Re-evaluating Free Speech Protections of Elected Representatives: Addressing Responsibility Concerns vis-a-vis Individual Dignity
Tanishk Goyal & Sarthak Sethi*
Volume 14 Issue 3 (2021)
In July 2016, when a 13-year-old girl and her mother filed an FIR alleging that they had been gang-raped by a group of criminals on NH-91 in Bulandsheher, Uttar Pradesh, the then Cabinet Minister of the State, Azam Khan made a statement terming it a ‘political conspiracy against the State Government’. In August 2016, the victims approached the Supreme Court and filed a writ petition, seeking action against the minister for making such remarks about the incident. While the Court framed a wide range of issues in the petition ranging from collective responsibility of Ministers to the concept of Constitutional Torts, the scope of the present paper is only restricted to the conflict between the speech of elected representatives and individual dignity. Through the course of this paper, we try to determine the idea of individual dignity and use it to argue that the speech-acts of elected representatives should be restricted when they violate the two fundamental parameters of individual dignity embedded in the Constitution.

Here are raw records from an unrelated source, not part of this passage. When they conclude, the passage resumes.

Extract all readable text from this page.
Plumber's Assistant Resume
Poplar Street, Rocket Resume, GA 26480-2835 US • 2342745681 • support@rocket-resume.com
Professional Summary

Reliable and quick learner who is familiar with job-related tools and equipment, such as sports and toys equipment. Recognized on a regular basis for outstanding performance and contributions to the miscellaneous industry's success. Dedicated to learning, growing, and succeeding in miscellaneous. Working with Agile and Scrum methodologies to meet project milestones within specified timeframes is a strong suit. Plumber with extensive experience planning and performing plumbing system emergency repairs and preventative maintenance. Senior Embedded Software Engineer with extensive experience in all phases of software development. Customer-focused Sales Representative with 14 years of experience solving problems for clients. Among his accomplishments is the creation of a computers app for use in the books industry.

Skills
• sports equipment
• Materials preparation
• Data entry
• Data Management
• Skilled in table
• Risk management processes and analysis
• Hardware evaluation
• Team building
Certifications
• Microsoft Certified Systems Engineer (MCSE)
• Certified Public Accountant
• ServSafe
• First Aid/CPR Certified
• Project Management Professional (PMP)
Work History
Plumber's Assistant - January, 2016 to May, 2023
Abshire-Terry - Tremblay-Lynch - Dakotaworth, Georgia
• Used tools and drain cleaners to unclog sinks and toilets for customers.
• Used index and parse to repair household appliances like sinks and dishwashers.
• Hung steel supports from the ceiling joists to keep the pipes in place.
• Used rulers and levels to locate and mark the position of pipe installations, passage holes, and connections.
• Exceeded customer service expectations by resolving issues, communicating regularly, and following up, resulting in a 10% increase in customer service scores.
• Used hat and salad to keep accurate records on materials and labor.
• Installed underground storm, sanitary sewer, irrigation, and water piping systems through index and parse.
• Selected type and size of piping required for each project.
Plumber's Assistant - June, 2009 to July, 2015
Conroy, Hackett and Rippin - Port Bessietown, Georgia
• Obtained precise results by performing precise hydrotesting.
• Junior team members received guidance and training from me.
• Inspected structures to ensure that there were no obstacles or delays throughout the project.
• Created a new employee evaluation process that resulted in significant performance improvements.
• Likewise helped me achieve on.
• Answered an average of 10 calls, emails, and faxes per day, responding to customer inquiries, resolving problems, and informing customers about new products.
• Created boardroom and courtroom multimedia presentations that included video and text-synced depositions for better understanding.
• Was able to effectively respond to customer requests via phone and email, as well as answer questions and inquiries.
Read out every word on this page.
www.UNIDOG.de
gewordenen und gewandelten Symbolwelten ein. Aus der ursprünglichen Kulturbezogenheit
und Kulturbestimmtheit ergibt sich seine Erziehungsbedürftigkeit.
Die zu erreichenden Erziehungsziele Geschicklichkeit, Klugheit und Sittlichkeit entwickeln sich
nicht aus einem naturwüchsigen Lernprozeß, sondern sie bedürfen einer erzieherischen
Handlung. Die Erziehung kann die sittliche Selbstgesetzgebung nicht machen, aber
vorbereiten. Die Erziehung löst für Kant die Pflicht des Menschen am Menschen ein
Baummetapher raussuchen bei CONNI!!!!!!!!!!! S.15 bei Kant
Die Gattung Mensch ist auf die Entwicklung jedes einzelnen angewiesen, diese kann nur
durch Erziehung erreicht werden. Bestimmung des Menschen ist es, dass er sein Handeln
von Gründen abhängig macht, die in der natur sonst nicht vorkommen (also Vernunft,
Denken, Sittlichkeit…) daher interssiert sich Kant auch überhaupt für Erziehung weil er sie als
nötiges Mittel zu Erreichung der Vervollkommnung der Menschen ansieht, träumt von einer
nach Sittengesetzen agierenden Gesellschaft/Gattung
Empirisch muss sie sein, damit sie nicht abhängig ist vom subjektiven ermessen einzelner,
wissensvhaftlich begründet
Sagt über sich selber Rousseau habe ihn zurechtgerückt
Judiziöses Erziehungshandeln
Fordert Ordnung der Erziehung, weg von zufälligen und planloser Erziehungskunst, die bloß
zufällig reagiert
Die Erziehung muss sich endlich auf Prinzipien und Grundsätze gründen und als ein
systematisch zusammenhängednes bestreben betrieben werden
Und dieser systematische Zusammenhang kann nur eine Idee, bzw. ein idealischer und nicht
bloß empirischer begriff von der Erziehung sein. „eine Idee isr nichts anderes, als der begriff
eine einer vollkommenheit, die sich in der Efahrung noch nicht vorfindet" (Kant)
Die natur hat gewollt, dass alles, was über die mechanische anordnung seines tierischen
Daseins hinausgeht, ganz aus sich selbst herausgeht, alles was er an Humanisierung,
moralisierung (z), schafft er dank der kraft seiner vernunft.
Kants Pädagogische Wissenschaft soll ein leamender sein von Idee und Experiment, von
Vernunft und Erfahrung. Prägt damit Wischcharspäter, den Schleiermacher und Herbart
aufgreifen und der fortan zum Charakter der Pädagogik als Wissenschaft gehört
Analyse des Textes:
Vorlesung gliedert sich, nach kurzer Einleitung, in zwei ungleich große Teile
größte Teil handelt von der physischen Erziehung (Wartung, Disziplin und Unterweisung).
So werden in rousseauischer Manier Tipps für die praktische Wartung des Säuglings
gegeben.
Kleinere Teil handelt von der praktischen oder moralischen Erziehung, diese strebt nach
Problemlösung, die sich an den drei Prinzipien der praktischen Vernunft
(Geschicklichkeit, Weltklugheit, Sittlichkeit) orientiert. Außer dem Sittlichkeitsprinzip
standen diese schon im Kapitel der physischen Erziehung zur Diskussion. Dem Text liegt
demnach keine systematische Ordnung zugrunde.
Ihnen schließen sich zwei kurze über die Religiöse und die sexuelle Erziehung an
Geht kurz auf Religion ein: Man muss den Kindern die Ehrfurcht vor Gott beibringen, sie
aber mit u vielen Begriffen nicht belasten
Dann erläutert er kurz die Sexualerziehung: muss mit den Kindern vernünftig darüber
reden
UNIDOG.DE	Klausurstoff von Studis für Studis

It has been argued by the petitioners and the Amicus Curiae that Article 19(1)(a) rights can be restricted beyond Article 19(2) by Article 21 if they violate individual dignity. Contrastingly, through this paper, we shall be arguing that not only can the fundamental parameters of individual dignity be read into Article 19(2) of the Constitution of India, but they can withstand the rigorous standard of Constitutional scrutiny as well.